More than ever before there are compelling reasons for Utah to steer clear of a state lottery.
The Legislature has repeatedly spurned lottery proposals in the past, but lawmakers had better prepare to resist another effort when their 1989 session convenes next Jan. 9.Why? Because a few legislators sincerely think a lottery is a "painless" way to raise state revenue. Because they seem bound to be encouraged by the fact that Idaho, Indiana, Kentucky, and Minnesota approved new lotteries in the Nov. 8 elections. And because many Utahns might favor such a move for this state.
Despite the recent addition of four states to the list of those with state-sponsored gambling, there are signs that many Americans are beginning to have second thoughts about the wisdom of this method of raising revenue.

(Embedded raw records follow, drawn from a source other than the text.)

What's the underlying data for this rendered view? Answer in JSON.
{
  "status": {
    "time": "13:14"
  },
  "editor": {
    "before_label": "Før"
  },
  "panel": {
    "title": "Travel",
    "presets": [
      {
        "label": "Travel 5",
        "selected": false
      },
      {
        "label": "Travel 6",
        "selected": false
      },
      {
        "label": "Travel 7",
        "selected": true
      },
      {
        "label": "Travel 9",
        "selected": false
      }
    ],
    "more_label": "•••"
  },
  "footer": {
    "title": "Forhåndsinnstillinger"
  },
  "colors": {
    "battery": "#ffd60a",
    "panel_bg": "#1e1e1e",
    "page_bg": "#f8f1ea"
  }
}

In Idaho, for example, the lottery was approved by a margin of only 4 percent this time around, in contrast to 1986 when Idahoans approved the proposal by a margin of 20 percent in a move later ruled unconstitutional by the Idaho Supreme Court.

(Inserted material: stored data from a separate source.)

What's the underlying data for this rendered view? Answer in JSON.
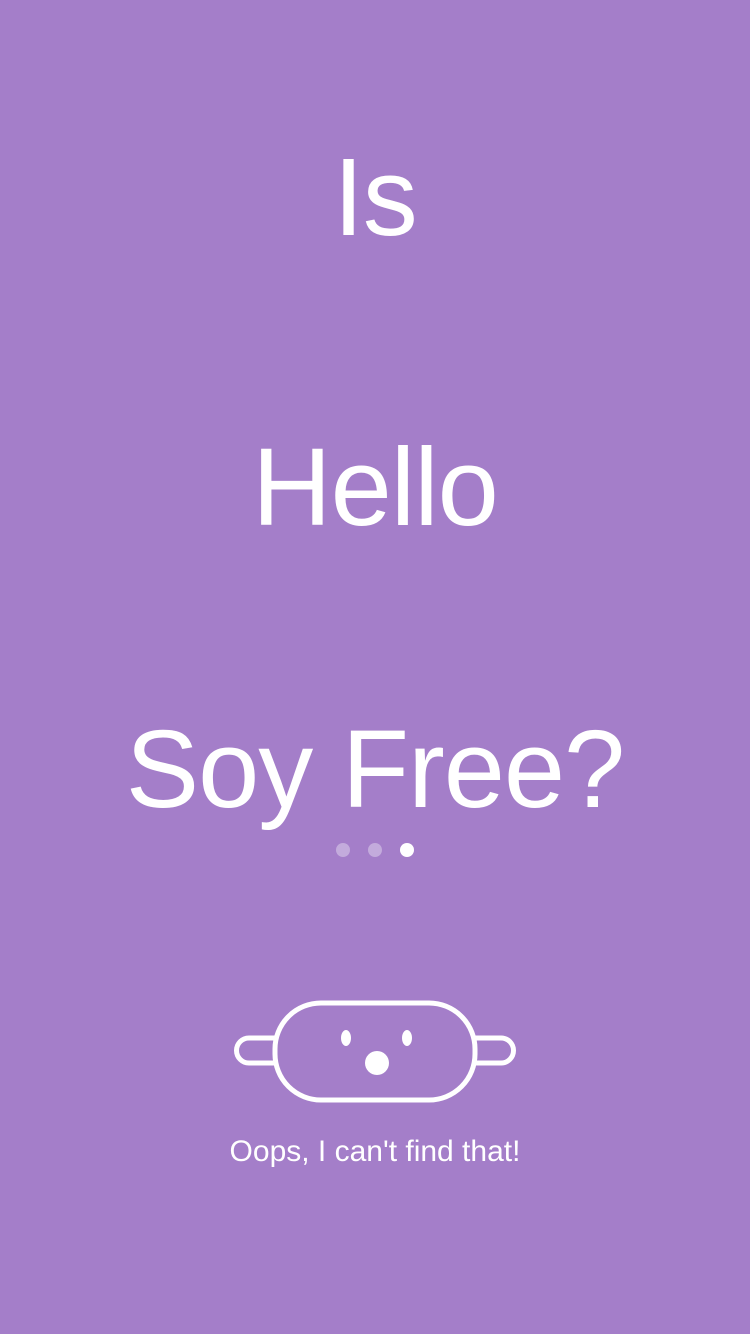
{
  "headline": {
    "line1": "Is",
    "line2": "Hello",
    "line3": "Soy Free?"
  },
  "pagination": {
    "pages": 3,
    "active_index": 2
  },
  "result": {
    "icon": "rolling-pin-face-icon",
    "message": "Oops, I can't find that!"
  },
  "colors": {
    "background": "#a47ec9",
    "foreground": "#ffffff"
  }
}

Utah isn't the only state that continues to shun a lottery. North Dakota voters have rejected it twice, including last June, when it was defeated by a larger margin than in 1986.
Moreover, plenty of Americans in states with lotteries wish they never heard of this form of legalized gambling. As a leading case in point, take what's happening in California.
A survey shows that most school superintendents in California consider the lottery an unreliable source of revenue and feel it has a negative impact on the character of students. The critics include California's State Superintendent of Public Instruction, Bill Honig, who says the state's schools are worse off financially than they were before the lottery.
Maybe that's because, once a lottery is sold as a way of helping schools, legislators in California and elsewhere have found it easy to divert funds from education to other purposes.
Or maybe it's because lotteries don't raise as much money as people think - 2 percent of the state budget, on the average. No state raises enough money from its lottery to avoid the need for occasional tax hikes. Ohio and Michigan are just two of the states that have enacted major tax increases despite their lotteries.
Keep a few other points in mind, too:
- A lottery is an extremely expensive tax to administer. Most taxes cost only one or two cents per dollar to collect. Lottery operating expenses, including prizes, divert 60 to 75 cents, some of it to out-of-state suppliers of tickets, equipment, and management services.